Terzo di tre figli, nato e cresciuto in una facoltosa famiglia di industriali che si occupavano di passamanerie, dopo gli studi presso i gesuiti e l'adolescenza trascorsa da grande appassionato sportivo, negli anni Trenta Oliveira ha cominciato a girare i primi documentari come Douro, Faina Fluvial (1931) fino a Aniki Bobò (1942) e, poi, Acto de primavera (1963). Ma il 900 lo vedrà protagonista indiscusso del cinema portoghese e non solo: con la sua personalissima visione racconterà la vita e l'esistenza umana attraverso le delizie e i dolori dell'amore, la decadenza della vecchiaia, usando una buona dose di ironia, spesso grottesca. Tra i suoi più importanti film c'è il capolavoro Francisca (1981), ultimo atto di una tetralogia composta da Passato e presente (1971), Benilde e la vergine madre (1974) e Amore di perdizione (1978) ma la lista è lunghissima: in più di 80 anni di carriera ha girato oltre 50 film, tra finzione e documentari, curiosamente realizzando la maggior parte delle sue opere dopo i 60 anni.

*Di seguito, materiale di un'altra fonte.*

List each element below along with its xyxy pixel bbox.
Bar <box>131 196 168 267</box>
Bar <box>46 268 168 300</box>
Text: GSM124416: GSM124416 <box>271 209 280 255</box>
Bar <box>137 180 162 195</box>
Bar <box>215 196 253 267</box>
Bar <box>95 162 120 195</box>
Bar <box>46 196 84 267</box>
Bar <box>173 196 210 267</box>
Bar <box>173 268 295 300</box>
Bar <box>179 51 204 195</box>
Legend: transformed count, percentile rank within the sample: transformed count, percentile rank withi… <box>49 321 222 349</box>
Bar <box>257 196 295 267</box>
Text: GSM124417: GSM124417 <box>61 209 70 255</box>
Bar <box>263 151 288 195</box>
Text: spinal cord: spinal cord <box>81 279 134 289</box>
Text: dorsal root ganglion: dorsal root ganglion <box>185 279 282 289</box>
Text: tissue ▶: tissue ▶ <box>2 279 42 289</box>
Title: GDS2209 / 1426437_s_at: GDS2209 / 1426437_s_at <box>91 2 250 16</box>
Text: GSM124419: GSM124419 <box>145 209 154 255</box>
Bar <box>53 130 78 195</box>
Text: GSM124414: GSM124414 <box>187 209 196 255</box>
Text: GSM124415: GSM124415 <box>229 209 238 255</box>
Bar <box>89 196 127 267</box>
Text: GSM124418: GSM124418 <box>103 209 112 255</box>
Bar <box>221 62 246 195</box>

Nel 1955 va all'AGFA, l'azienda di prodotti fotografici, in Germania, dove era arrivato per studiare le tecniche di colore delle pellicole, fuggendo dal regime di Salazar. Tornerà a casa con la caduta del dittatore, nel 1970. I suoi lungometraggi hanno cominicato a ricevere attenzione in campo internazionale negli anni Sessanta, quando viene omaggiato al Festival di Locarno (1964) e una rassegna della sua opera viene presentata alla Cinematheque di Henri Langlois, a Parigi (1965). Nel 1971 gira Passato e presente: la Fondazione Gulbenkian sarà per lui fondamentale, finanziando l'intera cinematografia portoghese. Dagli anni Ottanta la carriera di Manoel de Oliveira è stata costellata di premi ma le onorificenze e gli elogi di pubblico e critica non lo hanno fermato: il regista ha continuato a lavorare producendo addirittura un lungometraggio all'anno. Nel 1985 e nel 2004 ha vinto due Leoni d'Oro alla carriera alla Mostra internazionale d'Arte Cinematografica di Venezia e nel 2008 la Palma d'Oro alla carriera al Festival di Cannes.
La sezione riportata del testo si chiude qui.